MIT Researchers Reveal Practical Strategies for Working With AI Agents
The study, conducted by the MIT Initiative on the Digital Economy (MIT IDE), draws on experiments and surveys to show how organizations can treat AI agents as productive collaborators instead of opaque tools. Four key factors emerged as decisive in shaping the quality of human–AI partnership.
First, personality matters. Experiments led by Sinan Aral, director of MIT IDE’s Applied AI group, revealed that pairing an extraverted human with a conscientious AI produced poorer outcomes than matching the human with an extraverted AI. The research also highlighted that gender and country of origin can influence which AI personalities work best with particular users. The authors suggest that companies consider tailoring AI agents to mirror the traits of individual employees.
Second, alignment of mental models—internal representations that guide decision making—plays a critical role. Postdoctoral associate Zezhen (Dawn) He reported that people prefer AI systems that reflect their own mental models, yet they often adopt recommendations and make better decisions when the AI’s model differs. He cautioned that choosing an AI solely on accuracy can overlook the cognitive fit between human and machine.
Third, the wording of prompts shapes the advice LLMs provide. MIT Sloan professor Eric So explained that prompts focused on profit maximization lead LLMs to downplay risks and to be less likely to recommend escalating concerns to a board. The study indicates that companies should pay attention to the implicit motives embedded in prompts, as they can sway the model’s output.
Fourth, the organization of work tasks matters. PhD candidate Peyman Shahidi presented evidence that grouping tasks suitable for AI together—rather than scattering them across a workflow—yields higher returns. Even when AI performs slightly worse on some tasks, removing repetitive human oversight can outweigh the marginal performance loss. The payoff, however, is nonlinear and appears only after a critical mass of tasks has been reorganized.
MIT IDE researchers also examined ways to reduce overreliance on AI without sacrificing productivity. Senior lecturer Renée Richardson Gosline and her team partnered with the Commonwealth Bank of Australia to test a simple checkpoint: before acting on an AI recommendation, employees were asked to explain why they agreed. The experiment found that this practice lowered uncritical reliance on AI and improved accuracy, while adding only a negligible amount of time to the overall task.
Finally, the team explored the impact of AI on lower‑wage workers. Principal research scientist Neil Thompson noted that LLMs excel at automating short, repetitive tasks—those disproportionately performed by lower‑income employees. While automation of these tasks can reduce labor demand, the research suggests that the remaining tasks often require higher expertise, potentially raising wages for those who can perform them.
Taken together, the MIT IDE findings provide a roadmap for organizations already deploying AI agents in everyday work.

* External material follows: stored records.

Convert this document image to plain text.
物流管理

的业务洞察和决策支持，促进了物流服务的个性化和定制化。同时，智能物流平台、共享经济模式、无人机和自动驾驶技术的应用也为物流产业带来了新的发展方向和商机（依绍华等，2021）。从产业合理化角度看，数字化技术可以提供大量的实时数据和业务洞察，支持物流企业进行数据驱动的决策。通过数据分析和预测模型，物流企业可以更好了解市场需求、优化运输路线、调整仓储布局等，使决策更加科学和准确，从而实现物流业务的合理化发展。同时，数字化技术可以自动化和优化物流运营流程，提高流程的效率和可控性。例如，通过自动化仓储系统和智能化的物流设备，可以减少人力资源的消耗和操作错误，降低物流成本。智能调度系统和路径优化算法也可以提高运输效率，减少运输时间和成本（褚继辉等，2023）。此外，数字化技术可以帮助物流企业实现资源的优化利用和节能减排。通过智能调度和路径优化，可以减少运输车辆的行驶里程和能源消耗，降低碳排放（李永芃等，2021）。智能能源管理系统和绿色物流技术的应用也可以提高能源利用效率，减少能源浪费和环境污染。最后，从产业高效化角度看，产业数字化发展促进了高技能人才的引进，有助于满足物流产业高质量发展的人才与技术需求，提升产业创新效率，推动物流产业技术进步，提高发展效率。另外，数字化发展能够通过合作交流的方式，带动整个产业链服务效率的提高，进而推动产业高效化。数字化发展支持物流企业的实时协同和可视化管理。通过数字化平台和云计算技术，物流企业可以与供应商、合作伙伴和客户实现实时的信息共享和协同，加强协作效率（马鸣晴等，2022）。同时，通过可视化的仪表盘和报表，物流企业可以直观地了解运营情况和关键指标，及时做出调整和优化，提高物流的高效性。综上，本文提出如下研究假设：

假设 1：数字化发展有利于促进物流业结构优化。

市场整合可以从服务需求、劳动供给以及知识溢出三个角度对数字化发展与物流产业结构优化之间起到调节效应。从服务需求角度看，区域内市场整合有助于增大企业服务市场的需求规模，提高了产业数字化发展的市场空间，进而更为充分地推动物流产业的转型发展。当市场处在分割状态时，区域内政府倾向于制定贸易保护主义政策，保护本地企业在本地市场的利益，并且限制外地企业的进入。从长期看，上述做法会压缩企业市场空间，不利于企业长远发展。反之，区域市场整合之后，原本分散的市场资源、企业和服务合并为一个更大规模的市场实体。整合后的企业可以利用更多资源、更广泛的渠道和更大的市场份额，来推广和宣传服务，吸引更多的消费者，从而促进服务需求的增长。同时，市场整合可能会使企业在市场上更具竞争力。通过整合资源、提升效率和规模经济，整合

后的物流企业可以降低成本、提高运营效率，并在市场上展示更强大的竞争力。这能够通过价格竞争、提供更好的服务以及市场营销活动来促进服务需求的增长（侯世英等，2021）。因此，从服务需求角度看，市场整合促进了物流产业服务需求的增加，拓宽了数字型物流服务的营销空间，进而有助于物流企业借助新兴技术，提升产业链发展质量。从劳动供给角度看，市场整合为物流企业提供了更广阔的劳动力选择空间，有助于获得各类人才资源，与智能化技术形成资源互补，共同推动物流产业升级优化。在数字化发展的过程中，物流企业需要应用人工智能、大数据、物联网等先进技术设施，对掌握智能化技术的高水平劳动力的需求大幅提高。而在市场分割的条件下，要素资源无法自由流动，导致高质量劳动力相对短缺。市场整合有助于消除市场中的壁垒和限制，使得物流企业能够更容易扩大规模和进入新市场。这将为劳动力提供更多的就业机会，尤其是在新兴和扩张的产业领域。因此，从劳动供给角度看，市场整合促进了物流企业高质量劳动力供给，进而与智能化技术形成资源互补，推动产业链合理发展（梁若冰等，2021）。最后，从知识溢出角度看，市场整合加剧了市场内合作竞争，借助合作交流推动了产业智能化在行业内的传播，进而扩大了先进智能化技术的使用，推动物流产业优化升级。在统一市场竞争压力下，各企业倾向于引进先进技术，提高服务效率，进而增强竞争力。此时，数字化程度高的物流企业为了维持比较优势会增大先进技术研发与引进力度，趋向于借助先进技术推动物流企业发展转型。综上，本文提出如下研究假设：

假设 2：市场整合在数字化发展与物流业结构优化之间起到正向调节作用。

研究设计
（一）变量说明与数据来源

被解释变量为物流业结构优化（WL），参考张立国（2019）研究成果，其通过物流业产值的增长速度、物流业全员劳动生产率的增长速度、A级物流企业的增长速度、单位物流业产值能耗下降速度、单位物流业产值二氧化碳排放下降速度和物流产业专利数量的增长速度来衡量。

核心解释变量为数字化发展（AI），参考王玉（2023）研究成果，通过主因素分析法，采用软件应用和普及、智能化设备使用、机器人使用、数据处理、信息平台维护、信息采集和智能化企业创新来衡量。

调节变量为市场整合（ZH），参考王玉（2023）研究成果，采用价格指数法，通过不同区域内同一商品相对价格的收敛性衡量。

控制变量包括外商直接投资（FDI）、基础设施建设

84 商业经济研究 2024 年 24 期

By matching AI personalities to human traits, aligning mental models, carefully crafting prompts, reorganizing workflows, adding critical checkpoints, and considering labor‑market implications, companies can harness AI’s benefits while mitigating risks.
The research was presented at MIT IDE’s annual conference in Cambridge, Massachusetts, and is part of a broader effort by the institute to help businesses adapt to the digital economy. The insights are expected to influence best practices in AI adoption across finance, manufacturing, customer service, and other sectors.